Toddlers (2-3 years): Toddlers closely watch how their grownups respond when something doesn’t work. Seeing an adult burn something on the stove, for example, and start over shows that frustration doesn’t end the task.
Language matters here, but it can be simple. Statements like “Oops, I made a mistake; I’ll try again,” model flexibility without pressure.
Preschoolers (4-5 years): Preschoolers benefit from hearing adults reflect on mistakes and adjustments. Sharing a moment like “I forgot my shopping list and had to go all the way back home! Next time, I’ll try to put it next to my keys so I don’t forget!” helps children see that effort continues even when things don’t go as planned.
This kind of modeling normalizes effort, and reinforces confidence not perfection.
Screen time as a shared reference point
Stories can support modeling when they show realistic effort and trying again.
Watching characters struggle and adjust gives adults and children shared language. A simple observation about what a character did differently can reinforce the idea that effort unfolds over time.
The developmental work still happens in the relationship. Shows provide context, not instruction.

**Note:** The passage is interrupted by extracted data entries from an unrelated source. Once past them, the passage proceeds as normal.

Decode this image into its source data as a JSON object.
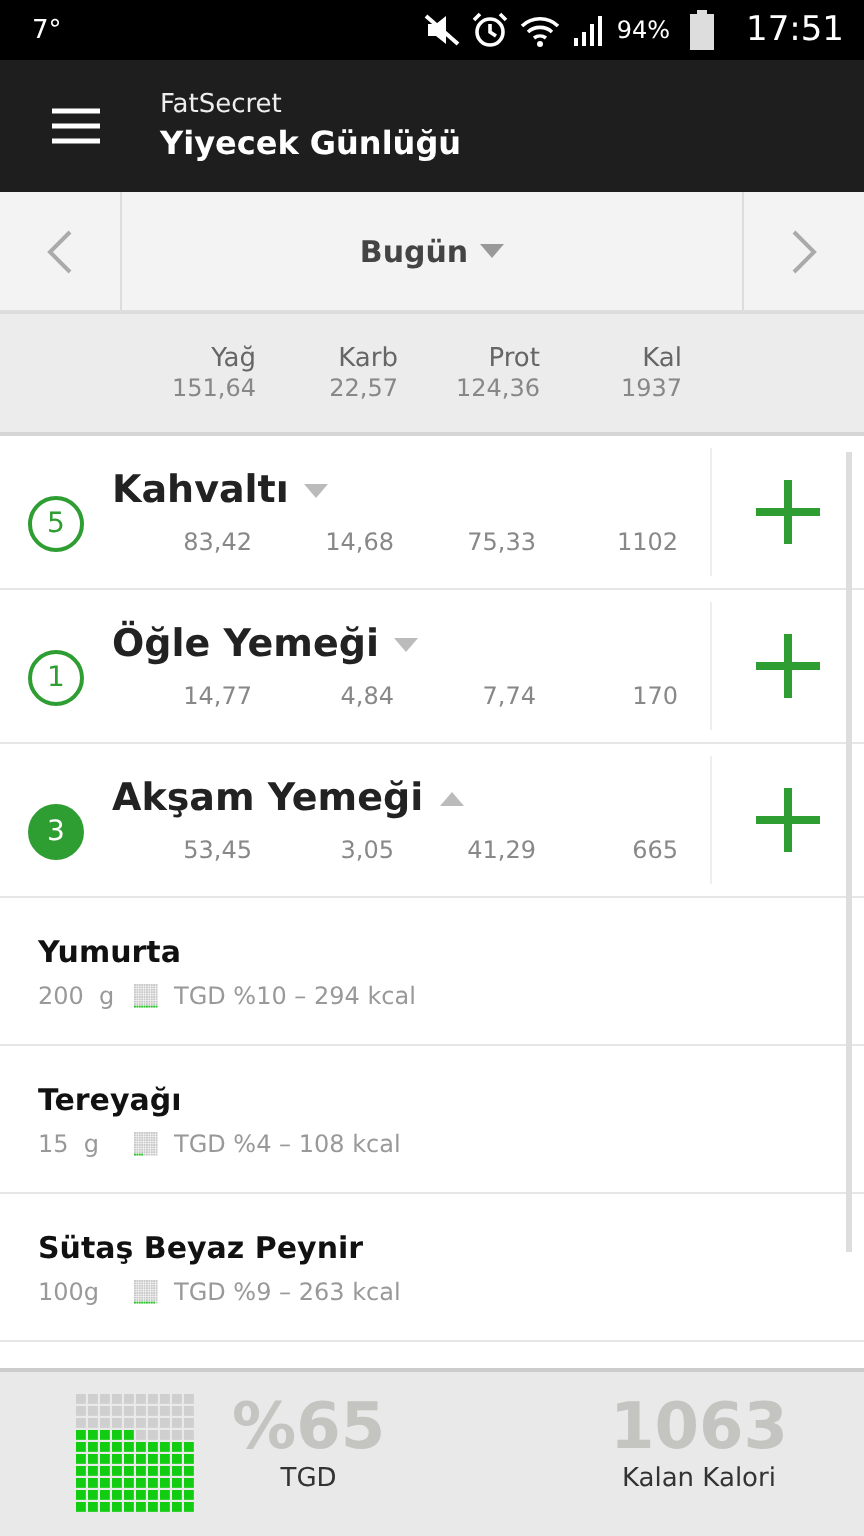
{
  "status_bar": {
    "temperature": "7°",
    "battery": "94%",
    "time": "17:51"
  },
  "app_bar": {
    "app_name": "FatSecret",
    "title": "Yiyecek Günlüğü"
  },
  "date_nav": {
    "label": "Bugün"
  },
  "totals": [
    {
      "label": "Yağ",
      "value": "151,64"
    },
    {
      "label": "Karb",
      "value": "22,57"
    },
    {
      "label": "Prot",
      "value": "124,36"
    },
    {
      "label": "Kal",
      "value": "1937"
    }
  ],
  "meals": [
    {
      "count": "5",
      "name": "Kahvaltı",
      "expanded": false,
      "values": [
        "83,42",
        "14,68",
        "75,33",
        "1102"
      ]
    },
    {
      "count": "1",
      "name": "Öğle Yemeği",
      "expanded": false,
      "values": [
        "14,77",
        "4,84",
        "7,74",
        "170"
      ]
    },
    {
      "count": "3",
      "name": "Akşam Yemeği",
      "expanded": true,
      "values": [
        "53,45",
        "3,05",
        "41,29",
        "665"
      ]
    }
  ],
  "foods": [
    {
      "name": "Yumurta",
      "amount": "200  g",
      "tgd": "TGD %10 – 294 kcal"
    },
    {
      "name": "Tereyağı",
      "amount": "15  g",
      "tgd": "TGD %4 – 108 kcal"
    },
    {
      "name": "Sütaş Beyaz Peynir",
      "amount": "100g",
      "tgd": "TGD %9 – 263 kcal"
    }
  ],
  "footer": {
    "tgd_value": "%65",
    "tgd_label": "TGD",
    "remaining": "1063",
    "remaining_label": "Kalan Kalori"
  }
}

Maka Imprint: Filtering Shows For Persistence
When you select the sub-domain ‘persistence’ in the Maka Kids app, we filter for shows that model and encourage determination and resilience when facing challenges or setbacks. Maka Kids utilizes our proprietary Imprint to evaluate seven core domains of development that a show can support. Within the Imprint, the ability to persist falls under the domain of ‘Character’. Maka believes that children’s ability to persist contributes to their values and overall character development supporting how they approach their relationships and the world around them.

Removing pressure from the picture
Modeling perseverance doesn’t mean narrating every mistake or turning every aspect of daily life into a teaching moment. Kids don’t need performative resilience. They need their trusted adults to be humans who try, pause, adjust, and keep going. Over time, those observations help children understand how they can approach their own challenges.
The takeaway
Young children learn how to handle difficulty by watching the adults around them and by listening to how adults talk about struggles, trying again, and overcoming difficulty in ordinary moments of effort.
When children see that trying again is part of everyday life, perseverance becomes something they grow into naturally. Not because they were told to, but because they learned that effort belongs.
References
Leonard, J. A., Duckworth, A. L., Schulz, L. E., & Mackey, A. P. (2021). Leveraging cognitive science to foster children’s persistence. Trends in Cognitive Sciences, 25(8), 642-644.
Leonard, J. A., Lee, Y., & Schulz, L. E. (2017). Infants make more attempts to achieve a goal when they see adults persist. Science, 357(6357), 1290-1294.
Lucca, K., Horton, R., & Sommerville, J. A. (2019). Keep trying!: Parental language predicts infants’ persistence. Cognition, 193, 104025.